Sieges generally end when the dead inside outnumber the living defenders, and they can't control the walls. If the besieging force is strong enough in necromancy to gain control of the teeming hordes inside the walls, they take the town. If not, then the besiegers pull back and regroup, and maybe the defenders' allies parachute in necromancers and re-build the position and clear out the undead themselves.

What this means is that the field armies have a massive sort of logistical inertia. They can't easily be dislodged from their positions around the Rima, for either side. You can raid their rear areas, but those rear areas aren't their logistical supports, not really. They're drawing on direct supplies from the river-line back to the big city, not anything in their immediate rear. Same goes for the White Rose, which is drawing on a solid supply-line down to the First Mouth on the great river.

The White Rose occasionally tried to peel back the right flank of the Imperials by landing strategic raiders from upstream on the great river. The Imperials likewise landed raiders on the north bank of the Housa, northwards into the right rear of the White Rose. Neither could support a raiding force large enough to seriously threaten either's core supply line, not across dozens and dozens of miles of ghoul-ridden wasteland, and not when the other guys could just reel back their canal-boats and barges out of range until a force could be shook out of the fortifications large enough to crush the raiders.
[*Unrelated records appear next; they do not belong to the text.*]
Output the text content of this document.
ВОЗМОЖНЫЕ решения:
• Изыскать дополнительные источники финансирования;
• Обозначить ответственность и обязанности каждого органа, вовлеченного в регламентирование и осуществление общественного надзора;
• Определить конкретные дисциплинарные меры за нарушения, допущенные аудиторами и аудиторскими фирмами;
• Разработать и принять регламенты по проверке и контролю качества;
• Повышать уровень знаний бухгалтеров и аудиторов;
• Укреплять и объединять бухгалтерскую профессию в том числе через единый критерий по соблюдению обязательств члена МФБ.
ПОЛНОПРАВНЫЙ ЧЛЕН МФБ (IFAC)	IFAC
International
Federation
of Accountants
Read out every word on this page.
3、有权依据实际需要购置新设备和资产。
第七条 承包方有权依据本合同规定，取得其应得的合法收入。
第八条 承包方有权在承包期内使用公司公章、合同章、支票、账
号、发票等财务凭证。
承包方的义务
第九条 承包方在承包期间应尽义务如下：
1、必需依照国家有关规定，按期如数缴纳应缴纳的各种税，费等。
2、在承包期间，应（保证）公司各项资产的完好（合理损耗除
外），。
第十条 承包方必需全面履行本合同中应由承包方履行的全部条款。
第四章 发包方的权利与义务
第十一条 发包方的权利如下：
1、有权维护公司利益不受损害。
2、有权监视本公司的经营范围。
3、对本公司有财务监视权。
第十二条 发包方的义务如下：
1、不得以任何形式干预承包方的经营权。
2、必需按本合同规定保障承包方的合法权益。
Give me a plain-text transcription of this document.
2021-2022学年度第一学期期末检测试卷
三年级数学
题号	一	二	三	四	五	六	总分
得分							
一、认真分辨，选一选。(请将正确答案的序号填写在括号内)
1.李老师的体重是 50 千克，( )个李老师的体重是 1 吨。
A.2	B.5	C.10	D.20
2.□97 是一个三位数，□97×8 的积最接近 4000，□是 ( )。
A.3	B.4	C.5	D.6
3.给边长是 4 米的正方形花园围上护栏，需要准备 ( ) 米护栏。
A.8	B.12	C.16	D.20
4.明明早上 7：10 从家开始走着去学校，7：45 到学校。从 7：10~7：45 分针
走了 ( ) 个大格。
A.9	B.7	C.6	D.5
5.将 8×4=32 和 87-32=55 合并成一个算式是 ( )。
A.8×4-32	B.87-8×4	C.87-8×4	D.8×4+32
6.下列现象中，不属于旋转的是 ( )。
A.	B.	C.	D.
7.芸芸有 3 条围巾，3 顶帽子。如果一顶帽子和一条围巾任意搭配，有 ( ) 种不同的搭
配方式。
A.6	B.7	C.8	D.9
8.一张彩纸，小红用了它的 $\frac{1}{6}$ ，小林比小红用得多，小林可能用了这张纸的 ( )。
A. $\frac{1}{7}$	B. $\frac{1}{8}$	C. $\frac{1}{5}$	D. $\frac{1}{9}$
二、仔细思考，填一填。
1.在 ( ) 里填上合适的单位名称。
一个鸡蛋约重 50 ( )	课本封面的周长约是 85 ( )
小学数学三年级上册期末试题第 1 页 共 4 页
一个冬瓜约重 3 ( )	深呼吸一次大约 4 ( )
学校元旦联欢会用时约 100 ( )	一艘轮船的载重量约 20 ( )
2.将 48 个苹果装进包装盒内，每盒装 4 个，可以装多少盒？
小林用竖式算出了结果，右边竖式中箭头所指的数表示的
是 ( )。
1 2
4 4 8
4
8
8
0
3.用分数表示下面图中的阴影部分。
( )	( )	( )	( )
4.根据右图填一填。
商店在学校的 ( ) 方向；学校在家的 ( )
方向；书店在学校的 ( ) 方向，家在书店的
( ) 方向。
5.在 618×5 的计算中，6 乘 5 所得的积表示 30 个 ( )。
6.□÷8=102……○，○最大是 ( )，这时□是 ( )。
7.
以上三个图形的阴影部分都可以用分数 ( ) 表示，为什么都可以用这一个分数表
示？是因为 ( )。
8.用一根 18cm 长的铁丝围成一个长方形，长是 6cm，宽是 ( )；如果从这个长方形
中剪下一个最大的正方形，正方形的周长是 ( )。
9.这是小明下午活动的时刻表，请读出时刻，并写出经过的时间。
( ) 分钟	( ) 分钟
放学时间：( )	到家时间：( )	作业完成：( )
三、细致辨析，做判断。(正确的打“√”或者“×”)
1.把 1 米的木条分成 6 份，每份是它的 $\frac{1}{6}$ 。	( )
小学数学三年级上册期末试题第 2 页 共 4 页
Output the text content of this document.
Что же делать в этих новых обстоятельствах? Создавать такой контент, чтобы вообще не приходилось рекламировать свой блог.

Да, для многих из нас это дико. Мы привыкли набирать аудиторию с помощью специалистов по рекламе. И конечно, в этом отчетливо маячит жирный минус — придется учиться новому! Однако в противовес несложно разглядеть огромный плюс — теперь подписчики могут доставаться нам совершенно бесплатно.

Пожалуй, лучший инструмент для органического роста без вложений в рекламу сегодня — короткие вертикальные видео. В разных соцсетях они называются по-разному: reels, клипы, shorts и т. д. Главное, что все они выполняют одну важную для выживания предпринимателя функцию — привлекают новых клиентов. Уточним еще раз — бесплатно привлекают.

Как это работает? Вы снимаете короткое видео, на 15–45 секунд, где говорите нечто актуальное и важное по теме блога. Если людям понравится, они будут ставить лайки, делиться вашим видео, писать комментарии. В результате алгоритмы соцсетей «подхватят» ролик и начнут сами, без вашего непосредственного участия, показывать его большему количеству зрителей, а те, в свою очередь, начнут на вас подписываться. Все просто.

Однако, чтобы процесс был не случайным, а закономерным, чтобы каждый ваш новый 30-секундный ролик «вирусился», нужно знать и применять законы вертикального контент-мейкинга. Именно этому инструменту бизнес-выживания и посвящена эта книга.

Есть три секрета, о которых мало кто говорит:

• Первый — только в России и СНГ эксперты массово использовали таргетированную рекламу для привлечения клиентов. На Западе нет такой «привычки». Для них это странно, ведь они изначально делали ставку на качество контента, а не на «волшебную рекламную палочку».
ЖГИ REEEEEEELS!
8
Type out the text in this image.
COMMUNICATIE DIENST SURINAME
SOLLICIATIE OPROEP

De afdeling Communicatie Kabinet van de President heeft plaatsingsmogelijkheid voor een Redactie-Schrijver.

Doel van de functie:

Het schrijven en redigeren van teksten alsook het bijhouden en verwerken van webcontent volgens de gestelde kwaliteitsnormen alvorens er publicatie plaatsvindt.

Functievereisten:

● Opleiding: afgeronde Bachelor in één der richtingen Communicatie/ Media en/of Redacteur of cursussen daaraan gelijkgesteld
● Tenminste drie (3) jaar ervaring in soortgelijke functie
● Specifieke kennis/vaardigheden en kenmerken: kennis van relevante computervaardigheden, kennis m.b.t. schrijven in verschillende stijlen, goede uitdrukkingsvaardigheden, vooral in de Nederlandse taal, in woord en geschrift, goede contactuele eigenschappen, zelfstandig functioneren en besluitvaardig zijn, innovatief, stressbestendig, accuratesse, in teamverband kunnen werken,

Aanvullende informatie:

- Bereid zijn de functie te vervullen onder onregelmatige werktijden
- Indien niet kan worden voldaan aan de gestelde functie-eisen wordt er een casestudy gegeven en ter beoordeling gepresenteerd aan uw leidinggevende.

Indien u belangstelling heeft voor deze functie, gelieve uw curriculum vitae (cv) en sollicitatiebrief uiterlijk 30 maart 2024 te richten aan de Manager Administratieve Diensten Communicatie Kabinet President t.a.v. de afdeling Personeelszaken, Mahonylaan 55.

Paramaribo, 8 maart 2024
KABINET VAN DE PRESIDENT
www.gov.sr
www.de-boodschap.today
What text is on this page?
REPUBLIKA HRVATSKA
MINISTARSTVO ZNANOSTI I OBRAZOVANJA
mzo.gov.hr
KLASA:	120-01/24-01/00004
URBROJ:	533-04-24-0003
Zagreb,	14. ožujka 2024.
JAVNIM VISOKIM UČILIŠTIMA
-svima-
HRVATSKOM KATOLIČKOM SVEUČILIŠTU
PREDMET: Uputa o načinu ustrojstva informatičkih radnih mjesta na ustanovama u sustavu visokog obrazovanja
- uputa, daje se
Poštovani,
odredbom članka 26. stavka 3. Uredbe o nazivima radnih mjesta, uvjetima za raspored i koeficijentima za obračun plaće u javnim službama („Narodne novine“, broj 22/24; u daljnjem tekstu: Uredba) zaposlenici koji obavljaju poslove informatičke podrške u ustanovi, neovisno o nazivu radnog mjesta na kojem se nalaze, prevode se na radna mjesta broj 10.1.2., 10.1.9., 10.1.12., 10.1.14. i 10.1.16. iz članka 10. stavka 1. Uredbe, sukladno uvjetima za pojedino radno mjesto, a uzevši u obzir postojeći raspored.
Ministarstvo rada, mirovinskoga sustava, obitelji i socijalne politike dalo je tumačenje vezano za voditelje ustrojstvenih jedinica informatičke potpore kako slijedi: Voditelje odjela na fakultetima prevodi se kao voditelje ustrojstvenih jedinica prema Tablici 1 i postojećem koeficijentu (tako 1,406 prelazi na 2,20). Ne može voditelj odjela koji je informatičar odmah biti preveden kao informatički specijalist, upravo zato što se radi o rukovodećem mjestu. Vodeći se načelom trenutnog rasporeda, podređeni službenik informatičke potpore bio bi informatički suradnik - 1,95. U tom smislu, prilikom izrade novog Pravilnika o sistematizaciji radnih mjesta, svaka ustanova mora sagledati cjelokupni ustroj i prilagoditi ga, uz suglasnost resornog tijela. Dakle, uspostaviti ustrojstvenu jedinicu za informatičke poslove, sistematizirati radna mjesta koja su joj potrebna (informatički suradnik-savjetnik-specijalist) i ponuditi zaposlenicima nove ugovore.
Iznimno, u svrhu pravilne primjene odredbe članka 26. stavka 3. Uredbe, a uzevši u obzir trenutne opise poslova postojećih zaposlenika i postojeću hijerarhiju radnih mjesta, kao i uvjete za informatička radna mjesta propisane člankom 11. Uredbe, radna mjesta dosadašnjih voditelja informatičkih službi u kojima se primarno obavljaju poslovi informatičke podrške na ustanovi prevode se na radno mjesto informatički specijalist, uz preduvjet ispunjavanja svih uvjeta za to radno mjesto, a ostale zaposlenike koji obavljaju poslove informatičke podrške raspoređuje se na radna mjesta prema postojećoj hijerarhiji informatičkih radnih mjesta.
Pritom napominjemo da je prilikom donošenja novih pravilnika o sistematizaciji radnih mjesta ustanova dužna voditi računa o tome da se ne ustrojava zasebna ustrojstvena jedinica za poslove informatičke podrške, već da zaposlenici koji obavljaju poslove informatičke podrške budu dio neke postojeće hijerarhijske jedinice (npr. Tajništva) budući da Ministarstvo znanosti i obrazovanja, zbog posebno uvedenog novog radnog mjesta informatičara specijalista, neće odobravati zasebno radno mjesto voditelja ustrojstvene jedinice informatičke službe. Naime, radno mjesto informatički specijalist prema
The real threat in these raids was whether either side could get the other to weaken their defenses facing the other army during one of these raids sufficiently to allow a frontal assault to overrun the main line of resistance. This has happened several times during the war, on average about once every five years, every time in the favor of the White Rose so far, although Imperial counter-raids from the Housa have generally kept those victories from breaking the main Imperial field army itself. So they're about due for one of these shuddering heaves where one of the armies loses its 'line' and is driven back.

The Imperials having lost the lower Housa - and it's very unclear just how much control over the Housa they've lost, exactly - weakens the Imperial position in an absolute sense. But maybe not in an immediately catastrophic sense?

Look, most of this might not get into the story. Think of it as all of that big-world place-setting that Tolkien poured into his note-books about the War of the Ring, and then left most of it entirely out of the actual books. But I'm trying to figure out exactly how this machine is operating.

How else could I make it go smash convincingly?

Comments ( 1 )

The curse of worldbuilding: the world becomes too large.